I discovered three things on that visit. 1. Old Town Books is cute and fun. 2. They have book clubs! Which I decided immediately to join. and 3. They’e hosting an Emerging Writer’s Festival in August (that I knew I HAD to be part of).


I’ve actually been meaning to read more fiction for a while now. I generally gravitate toward nonfiction books, usually history or self help. If I DO read a fiction book, it’s probably a Tamora Pierce novel or historical fiction set around the English Renaissance (Tudor Times are MY JAM), or maybe Jane Austen. I also regularly act in Shakespeare plays, although I’m not sure how much that counts towards reading. But since I’m writing fiction now, I clearly need to read more of it. I wasn’t sure where to start though, which is why I was so happy to learn about Old Town Books’ book club! I figured this was a perfect way to discover new fiction and make new literary friends while also overanalyzing stories (which is one of my favorite things).

My first meeting was this last Saturday! This is the first book club I can actively remember going to, honestly. And it was delightful! We discussed “Mostly Dead Things,” by Kristen Arnett. It’s a wonderfully wacky book about how a family moves on after their paternal figure’s suicide. He was a taxidermist, as is the narrator Jessa-Lyn, and the book explores this craft in a really fascinating, realistic, and occasionally gory way. The narrator’s mother starts to work through her grief by making art in the form of sexually explicit taxidermy scenes, which leads to her meeting an art gallery owner and creating her own full art exhibit. The narrator ends up in a twisty relationship with the gallery owner, Lucinda, and shenanigans continue from there. It’s also a beautiful exploration of the nature of grief and family. It’s a tough read at times, just because it’s so emotional and raw, but I really enjoyed it and I greatly enjoyed talking to other book fans about it. My friend Arielle came along with me and we had a good time!

Also there was a dog. A DOG. All bookstores need dogs.
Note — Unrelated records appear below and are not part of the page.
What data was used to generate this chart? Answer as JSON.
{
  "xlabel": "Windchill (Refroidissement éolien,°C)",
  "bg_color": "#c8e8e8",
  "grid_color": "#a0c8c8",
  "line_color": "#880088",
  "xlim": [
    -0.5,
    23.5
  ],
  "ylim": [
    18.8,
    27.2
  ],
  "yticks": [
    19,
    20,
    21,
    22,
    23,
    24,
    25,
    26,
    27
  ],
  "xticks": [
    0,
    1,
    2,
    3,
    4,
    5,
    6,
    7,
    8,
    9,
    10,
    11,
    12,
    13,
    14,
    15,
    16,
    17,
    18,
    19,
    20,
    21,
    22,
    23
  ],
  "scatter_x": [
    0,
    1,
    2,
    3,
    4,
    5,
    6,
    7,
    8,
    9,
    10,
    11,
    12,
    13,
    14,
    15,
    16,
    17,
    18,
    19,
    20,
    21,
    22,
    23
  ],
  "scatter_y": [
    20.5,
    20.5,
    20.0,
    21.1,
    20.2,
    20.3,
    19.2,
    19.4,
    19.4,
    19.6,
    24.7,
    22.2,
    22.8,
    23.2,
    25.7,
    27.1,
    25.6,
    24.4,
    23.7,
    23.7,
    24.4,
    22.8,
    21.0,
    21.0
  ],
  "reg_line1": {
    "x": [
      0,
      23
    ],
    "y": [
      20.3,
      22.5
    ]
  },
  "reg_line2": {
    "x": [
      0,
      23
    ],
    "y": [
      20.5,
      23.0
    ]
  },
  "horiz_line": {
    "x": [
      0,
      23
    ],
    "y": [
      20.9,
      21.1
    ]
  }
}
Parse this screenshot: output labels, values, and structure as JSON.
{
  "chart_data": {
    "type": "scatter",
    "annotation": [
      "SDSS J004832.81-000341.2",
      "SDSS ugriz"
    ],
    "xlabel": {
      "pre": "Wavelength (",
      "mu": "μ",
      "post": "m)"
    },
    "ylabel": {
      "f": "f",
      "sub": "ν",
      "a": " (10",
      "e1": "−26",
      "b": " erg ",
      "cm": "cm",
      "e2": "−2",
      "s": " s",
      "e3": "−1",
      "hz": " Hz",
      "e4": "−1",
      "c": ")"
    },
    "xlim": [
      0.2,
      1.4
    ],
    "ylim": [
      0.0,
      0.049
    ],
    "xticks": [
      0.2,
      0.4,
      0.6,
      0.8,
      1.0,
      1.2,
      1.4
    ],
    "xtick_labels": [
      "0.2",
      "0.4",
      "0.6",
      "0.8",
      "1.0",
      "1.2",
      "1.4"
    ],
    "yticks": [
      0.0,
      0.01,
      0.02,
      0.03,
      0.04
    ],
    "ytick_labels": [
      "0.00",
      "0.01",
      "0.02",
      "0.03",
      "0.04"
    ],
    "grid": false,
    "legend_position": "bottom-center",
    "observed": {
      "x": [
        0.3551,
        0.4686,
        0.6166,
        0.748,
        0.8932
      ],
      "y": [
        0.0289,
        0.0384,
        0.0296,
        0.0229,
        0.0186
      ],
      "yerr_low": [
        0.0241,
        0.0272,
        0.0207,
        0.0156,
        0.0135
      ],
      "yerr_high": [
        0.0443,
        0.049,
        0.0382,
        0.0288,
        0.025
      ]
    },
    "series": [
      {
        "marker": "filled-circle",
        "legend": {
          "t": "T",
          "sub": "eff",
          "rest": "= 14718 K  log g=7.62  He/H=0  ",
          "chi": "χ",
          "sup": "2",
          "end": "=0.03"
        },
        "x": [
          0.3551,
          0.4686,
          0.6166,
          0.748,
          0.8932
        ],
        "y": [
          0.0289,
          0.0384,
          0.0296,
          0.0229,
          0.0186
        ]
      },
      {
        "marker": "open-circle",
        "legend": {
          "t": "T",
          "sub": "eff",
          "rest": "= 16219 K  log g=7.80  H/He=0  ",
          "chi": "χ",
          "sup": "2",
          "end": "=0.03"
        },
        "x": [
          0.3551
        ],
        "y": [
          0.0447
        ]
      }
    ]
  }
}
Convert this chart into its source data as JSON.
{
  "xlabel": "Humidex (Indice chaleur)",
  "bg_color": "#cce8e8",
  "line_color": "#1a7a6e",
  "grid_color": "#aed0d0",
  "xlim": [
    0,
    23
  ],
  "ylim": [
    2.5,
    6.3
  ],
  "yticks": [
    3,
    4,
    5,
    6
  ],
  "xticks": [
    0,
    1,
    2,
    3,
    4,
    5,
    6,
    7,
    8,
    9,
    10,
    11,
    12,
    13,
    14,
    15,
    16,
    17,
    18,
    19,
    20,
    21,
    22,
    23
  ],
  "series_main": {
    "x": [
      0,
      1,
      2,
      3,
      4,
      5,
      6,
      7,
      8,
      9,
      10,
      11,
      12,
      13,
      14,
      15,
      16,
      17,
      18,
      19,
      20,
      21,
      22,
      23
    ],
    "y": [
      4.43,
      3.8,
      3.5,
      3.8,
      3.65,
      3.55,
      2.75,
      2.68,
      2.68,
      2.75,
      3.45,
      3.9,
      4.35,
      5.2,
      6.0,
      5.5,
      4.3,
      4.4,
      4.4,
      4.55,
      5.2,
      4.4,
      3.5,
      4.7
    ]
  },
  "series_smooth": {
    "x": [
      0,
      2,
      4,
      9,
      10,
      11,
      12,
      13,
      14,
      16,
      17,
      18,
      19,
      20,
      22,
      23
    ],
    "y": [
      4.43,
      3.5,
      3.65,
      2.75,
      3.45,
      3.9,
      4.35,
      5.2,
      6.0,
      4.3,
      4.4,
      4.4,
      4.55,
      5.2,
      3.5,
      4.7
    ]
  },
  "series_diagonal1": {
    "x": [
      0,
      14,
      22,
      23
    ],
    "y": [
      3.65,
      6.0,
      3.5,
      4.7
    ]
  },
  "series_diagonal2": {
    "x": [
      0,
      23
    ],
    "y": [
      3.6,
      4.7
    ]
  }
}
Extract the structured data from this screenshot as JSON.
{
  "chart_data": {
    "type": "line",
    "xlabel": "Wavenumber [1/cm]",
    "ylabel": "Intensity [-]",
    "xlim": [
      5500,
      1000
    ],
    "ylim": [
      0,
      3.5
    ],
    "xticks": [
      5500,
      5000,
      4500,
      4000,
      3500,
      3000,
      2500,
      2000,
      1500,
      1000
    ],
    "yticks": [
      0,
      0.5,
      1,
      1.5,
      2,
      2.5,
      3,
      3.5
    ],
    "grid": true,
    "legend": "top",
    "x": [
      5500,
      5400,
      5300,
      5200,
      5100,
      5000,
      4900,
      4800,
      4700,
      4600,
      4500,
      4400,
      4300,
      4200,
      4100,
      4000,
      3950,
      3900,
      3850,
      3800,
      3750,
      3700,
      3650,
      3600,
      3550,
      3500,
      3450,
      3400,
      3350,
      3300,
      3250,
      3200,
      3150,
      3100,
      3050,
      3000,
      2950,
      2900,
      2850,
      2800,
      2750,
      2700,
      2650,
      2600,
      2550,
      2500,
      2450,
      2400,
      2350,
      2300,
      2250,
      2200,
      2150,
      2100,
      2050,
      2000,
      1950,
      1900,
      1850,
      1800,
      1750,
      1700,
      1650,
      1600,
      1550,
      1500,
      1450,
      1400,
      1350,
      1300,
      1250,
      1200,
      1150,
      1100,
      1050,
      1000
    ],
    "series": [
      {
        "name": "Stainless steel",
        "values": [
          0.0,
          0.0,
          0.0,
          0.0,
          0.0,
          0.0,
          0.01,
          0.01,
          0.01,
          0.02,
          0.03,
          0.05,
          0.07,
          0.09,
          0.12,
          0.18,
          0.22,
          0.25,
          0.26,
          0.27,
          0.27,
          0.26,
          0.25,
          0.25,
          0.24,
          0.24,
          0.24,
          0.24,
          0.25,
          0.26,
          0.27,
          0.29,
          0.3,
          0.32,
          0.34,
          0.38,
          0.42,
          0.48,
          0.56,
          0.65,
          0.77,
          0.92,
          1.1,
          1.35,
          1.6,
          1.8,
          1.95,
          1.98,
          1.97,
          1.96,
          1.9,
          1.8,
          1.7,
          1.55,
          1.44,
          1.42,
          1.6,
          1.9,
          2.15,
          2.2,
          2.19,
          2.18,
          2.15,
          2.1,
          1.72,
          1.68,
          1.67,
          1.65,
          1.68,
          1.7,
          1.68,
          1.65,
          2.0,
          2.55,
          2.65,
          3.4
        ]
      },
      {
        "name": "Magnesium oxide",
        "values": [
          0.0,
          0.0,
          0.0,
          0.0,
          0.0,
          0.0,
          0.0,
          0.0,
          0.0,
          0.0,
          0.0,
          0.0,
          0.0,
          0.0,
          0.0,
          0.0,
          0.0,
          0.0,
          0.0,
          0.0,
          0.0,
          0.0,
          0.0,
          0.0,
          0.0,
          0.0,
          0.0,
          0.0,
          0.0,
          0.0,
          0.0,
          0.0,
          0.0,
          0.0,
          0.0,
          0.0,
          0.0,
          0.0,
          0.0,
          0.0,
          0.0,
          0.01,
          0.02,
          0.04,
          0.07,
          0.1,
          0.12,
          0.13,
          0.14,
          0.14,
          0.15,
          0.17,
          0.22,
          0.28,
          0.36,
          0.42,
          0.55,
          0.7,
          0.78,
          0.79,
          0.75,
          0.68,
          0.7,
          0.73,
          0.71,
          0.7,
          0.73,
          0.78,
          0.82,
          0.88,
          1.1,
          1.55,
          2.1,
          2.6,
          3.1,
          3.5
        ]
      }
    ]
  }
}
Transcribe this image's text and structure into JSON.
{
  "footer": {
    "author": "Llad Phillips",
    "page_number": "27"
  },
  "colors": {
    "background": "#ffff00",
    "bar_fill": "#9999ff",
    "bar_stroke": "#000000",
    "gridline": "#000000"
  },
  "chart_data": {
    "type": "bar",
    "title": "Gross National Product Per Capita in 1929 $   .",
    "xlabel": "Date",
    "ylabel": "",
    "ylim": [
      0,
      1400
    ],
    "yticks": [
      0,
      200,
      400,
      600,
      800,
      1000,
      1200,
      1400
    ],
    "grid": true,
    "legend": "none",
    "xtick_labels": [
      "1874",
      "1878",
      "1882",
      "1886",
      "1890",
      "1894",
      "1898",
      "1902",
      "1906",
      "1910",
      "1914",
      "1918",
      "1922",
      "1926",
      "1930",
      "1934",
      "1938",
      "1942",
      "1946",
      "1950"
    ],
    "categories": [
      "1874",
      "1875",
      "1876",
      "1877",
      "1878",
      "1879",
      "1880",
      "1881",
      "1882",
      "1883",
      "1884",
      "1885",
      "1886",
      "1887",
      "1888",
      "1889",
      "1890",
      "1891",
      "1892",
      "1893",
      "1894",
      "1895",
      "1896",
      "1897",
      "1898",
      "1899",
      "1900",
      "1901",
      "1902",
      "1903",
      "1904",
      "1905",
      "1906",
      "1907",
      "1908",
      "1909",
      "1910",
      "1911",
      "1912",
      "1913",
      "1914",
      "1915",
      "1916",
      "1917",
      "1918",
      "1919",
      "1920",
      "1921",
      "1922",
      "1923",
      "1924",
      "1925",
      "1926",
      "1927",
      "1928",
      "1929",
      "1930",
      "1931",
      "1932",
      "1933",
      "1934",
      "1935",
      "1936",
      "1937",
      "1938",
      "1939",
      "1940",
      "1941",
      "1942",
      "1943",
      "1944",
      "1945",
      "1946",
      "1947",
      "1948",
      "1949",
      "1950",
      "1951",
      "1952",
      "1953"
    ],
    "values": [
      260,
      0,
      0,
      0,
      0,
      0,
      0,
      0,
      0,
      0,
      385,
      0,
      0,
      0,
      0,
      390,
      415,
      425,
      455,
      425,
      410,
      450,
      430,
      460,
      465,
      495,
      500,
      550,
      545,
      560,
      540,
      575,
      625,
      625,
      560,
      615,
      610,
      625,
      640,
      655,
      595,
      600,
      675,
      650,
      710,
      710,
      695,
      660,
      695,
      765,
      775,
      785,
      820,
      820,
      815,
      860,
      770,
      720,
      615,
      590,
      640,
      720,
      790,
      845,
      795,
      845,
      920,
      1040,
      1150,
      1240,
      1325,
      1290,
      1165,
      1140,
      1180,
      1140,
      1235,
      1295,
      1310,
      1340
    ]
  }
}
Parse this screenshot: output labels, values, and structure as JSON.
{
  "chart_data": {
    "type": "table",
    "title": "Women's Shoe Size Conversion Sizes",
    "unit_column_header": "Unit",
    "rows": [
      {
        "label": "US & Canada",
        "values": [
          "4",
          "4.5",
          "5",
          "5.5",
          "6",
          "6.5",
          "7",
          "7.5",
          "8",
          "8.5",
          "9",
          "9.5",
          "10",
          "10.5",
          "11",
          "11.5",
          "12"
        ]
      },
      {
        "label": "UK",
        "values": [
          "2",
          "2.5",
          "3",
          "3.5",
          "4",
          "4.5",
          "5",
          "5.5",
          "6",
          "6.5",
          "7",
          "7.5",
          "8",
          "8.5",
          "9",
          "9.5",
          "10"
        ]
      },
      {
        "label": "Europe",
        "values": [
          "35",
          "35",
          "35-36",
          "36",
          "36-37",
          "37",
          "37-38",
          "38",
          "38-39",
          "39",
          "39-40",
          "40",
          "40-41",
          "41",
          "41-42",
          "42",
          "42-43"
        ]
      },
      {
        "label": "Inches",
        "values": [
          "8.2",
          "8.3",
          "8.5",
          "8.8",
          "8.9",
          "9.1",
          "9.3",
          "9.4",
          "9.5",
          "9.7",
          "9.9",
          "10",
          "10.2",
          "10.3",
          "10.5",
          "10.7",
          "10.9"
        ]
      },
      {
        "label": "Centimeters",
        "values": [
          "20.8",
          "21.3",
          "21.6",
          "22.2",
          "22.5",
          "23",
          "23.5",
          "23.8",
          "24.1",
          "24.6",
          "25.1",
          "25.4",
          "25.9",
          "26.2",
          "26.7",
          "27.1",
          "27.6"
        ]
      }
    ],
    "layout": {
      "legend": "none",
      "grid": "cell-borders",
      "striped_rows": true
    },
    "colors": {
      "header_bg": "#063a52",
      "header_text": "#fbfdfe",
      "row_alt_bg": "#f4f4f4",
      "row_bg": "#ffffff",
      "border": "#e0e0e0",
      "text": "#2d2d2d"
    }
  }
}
The author Kristen Arnett joined the meeting after a bit and we got to ask her some questions! She had some really thoughtful answers. She also talked about how she fit her writing into her life with her full-time job as a librarian - basically, she committed to writing 1,000 words every day Monday-Friday. She didn’t have to write on the weekend, but if she did, that was cool too. I’ve found this mindset really inspiring and have made a similar commitment in my own life (using the Momentum habit tracking app).*

Afterward, Kristen signed books for everyone. She had the coolest way of doing so too - she put hearts into various portions of the title on the title page! I really appreciated the extra effort she put into making the autograph experience more unique and it gives me ideas for the future. :)

I can’t wait for next month’s meeting! I haven’t figured out what the book is yet, but I keep checking their website obsessively and someday I’ll know!

*I previously used the Habitbull habit tracking app, but I switched to Momentum to save money. It’s a very similar set up and only cost $5-6 instead of the $20 per year for Habitbull.